Myles Stephens

Personal information
- Born: January 1, 1997 (age 29)
- Listed height: 6 ft 5 in (1.96 m)
- Listed weight: 210 lb (95 kg)

Career information
- High school: The Pennington School (Pennington, New Jersey); St. Andrew's School (Middletown, Delaware);
- College: Princeton (2015–2019)
- NBA draft: 2019: undrafted
- Playing career: 2019–2024
- Position: Shooting guard / small forward

Career history
- 2019–2020: Oldenburger TB
- 2020–2021: Vilpas Vikings
- 2021–2022: Kangoeroes Mechelen
- 2022–2023: Crailsheim Merlins
- 2023–2024: Dolomiti Energia Trento

Career highlights
- BNXT League Dream Team (2022); Ivy League Defensive Player of the Year (2017); 2× First-team All-Ivy League (2017, 2019); Second-team All-Ivy League (2018); Ivy League tournament MOP (2017);

= Myles Stephens =

American basketball player

Myles Stephens (born January 1, 1997) is an American former professional basketball player. He played college basketball at Princeton University.

==Early life and high school==
Stephens grew up in the Lawrenceville section of Lawrence Township, Mercer County, New Jersey and attended The Pennington School before transferring to St. Andrew's School in Middletown, Delaware after his sophomore year. He committed to play college basketball at Princeton over offers from Brown, Columbia, Holy Cross, Penn, Seton Hall, Cornell and Yale.

==College career==
Stephens came off the bench as a freshman and averaged 5.5 points in 29 games played.
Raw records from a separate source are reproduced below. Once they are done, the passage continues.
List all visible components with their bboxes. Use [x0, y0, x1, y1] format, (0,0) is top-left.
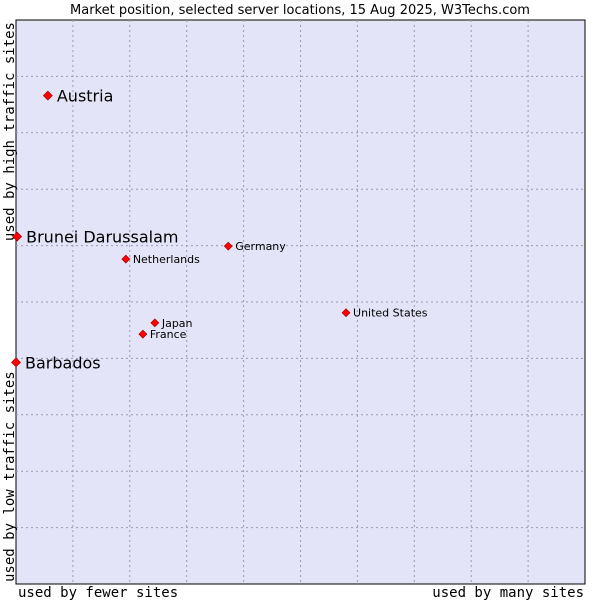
point-label-brunei-darussalam: Brunei Darussalam: [26, 228, 178, 247]
point-marker-netherlands: [121, 254, 131, 264]
point-label-japan: Japan: [161, 317, 193, 330]
point-label-united-states: United States: [353, 307, 428, 320]
point-marker-france: [138, 329, 148, 339]
chart-title: Market position, selected server locatio…: [70, 3, 530, 18]
point-marker-united-states: [341, 308, 351, 318]
point-label-austria: Austria: [57, 87, 114, 106]
point-label-france: France: [150, 328, 187, 341]
point-marker-barbados: [11, 357, 21, 368]
point-marker-japan: [150, 318, 160, 328]
point-label-germany: Germany: [235, 240, 286, 253]
y-axis-label-top: used by high traffic sites: [2, 22, 18, 241]
point-marker-brunei-darussalam: [12, 231, 23, 242]
y-axis-label-bottom: used by low traffic sites: [2, 371, 18, 582]
x-axis-label-right: used by many sites: [432, 585, 584, 600]
grid-lines: [16, 20, 585, 584]
point-marker-austria: [42, 90, 53, 101]
point-marker-germany: [223, 241, 233, 251]
data-points: Austria Brunei Darussalam Barbados Germany N…: [11, 87, 428, 372]
x-axis-label-left: used by fewer sites: [18, 585, 178, 600]
point-label-netherlands: Netherlands: [133, 253, 200, 266]
point-label-barbados: Barbados: [25, 353, 101, 372]
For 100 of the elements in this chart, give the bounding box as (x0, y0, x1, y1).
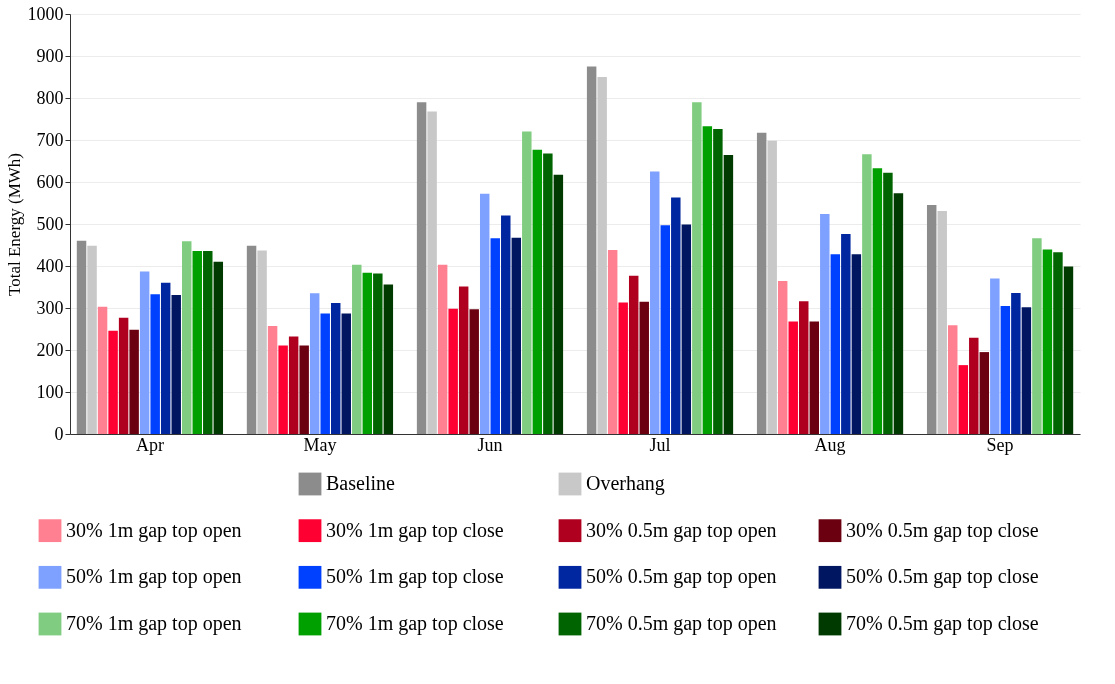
bar (150, 294, 160, 434)
bar (723, 155, 734, 434)
legend-label: 70% 1m gap top open (66, 612, 242, 635)
bar (511, 237, 522, 434)
bar (97, 306, 108, 434)
bar (331, 302, 341, 434)
bar (1042, 249, 1053, 434)
bar (862, 154, 872, 434)
bar (383, 284, 394, 434)
bar (1011, 292, 1021, 434)
y-tick-label: 300 (36, 297, 64, 318)
bar (1032, 238, 1042, 434)
bar (501, 215, 511, 434)
bar (809, 321, 819, 434)
bar (788, 321, 798, 434)
bar (108, 330, 118, 434)
bar (257, 250, 267, 434)
y-axis-title: Total Energy (MWh) (4, 153, 24, 296)
y-tick-label: 0 (54, 423, 64, 444)
bar (362, 272, 373, 434)
legend-label: 30% 1m gap top close (326, 518, 504, 542)
x-tick-label: May (303, 434, 337, 455)
bar (671, 197, 681, 434)
y-tick-label: 400 (36, 255, 64, 276)
bar (320, 313, 330, 434)
bar (948, 325, 958, 434)
bar (267, 326, 278, 434)
bar (650, 171, 660, 434)
x-tick-label: Jul (649, 434, 671, 455)
bar (479, 193, 490, 434)
bar (926, 205, 937, 434)
bar (278, 345, 288, 434)
bar (352, 264, 362, 434)
legend-label: 50% 0.5m gap top close (846, 565, 1039, 589)
bar (118, 317, 129, 434)
y-tick-label: 700 (36, 129, 64, 150)
bar (639, 301, 649, 434)
bar (246, 245, 257, 434)
bar (437, 264, 448, 434)
legend-label: 50% 1m gap top close (326, 565, 504, 589)
bar (713, 129, 723, 434)
legend-label: Overhang (586, 472, 665, 495)
bar (1021, 307, 1032, 434)
bar (586, 66, 597, 434)
bar (309, 293, 320, 434)
legend-label: 70% 1m gap top close (326, 612, 504, 635)
bar (288, 336, 299, 434)
legend-label: 30% 1m gap top open (66, 518, 242, 542)
bar (490, 238, 500, 434)
bar (756, 132, 767, 434)
bar (543, 153, 553, 434)
bar (192, 250, 202, 434)
bar (958, 365, 968, 434)
legend-label: 70% 0.5m gap top open (586, 612, 777, 635)
bar (1053, 252, 1063, 434)
bar (872, 168, 883, 434)
legend-label: 30% 0.5m gap top open (586, 518, 777, 542)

As a sophomore, Stephens was named first team All-Ivy League and the conference Defensive Player of the Year averaged 12.5 points and 4.6 rebounds per game and blocked 22 shots. He was named second team All-Ivy after averaging 15.3 points and 6.3 rebounds in his junior season. Stephens was named first team All-Ivy as a senior after averaging 13.6 points and 6.4 rebounds per game.

==Professional career==
Stephens signed with Oldenburger TB of the German ProB on December 7, 2019.

Stephens signed with the Vilpas Vikings of the Finnish Korisliiga for the 2020–2021 season. He averaged 12.7 points and 5.9 rebounds on the season.

Stephens signed with Belgian team Kangoeroes Mechelen of the BNXT League on September 3, 2021.

On July 18, 2022, he has signed with Crailsheim Merlins of the Basketball Bundesliga (BBL).

On August 3, 2023, he signed with Dolomiti Energia Trento of the Italian Lega Basket Serie A (LBA).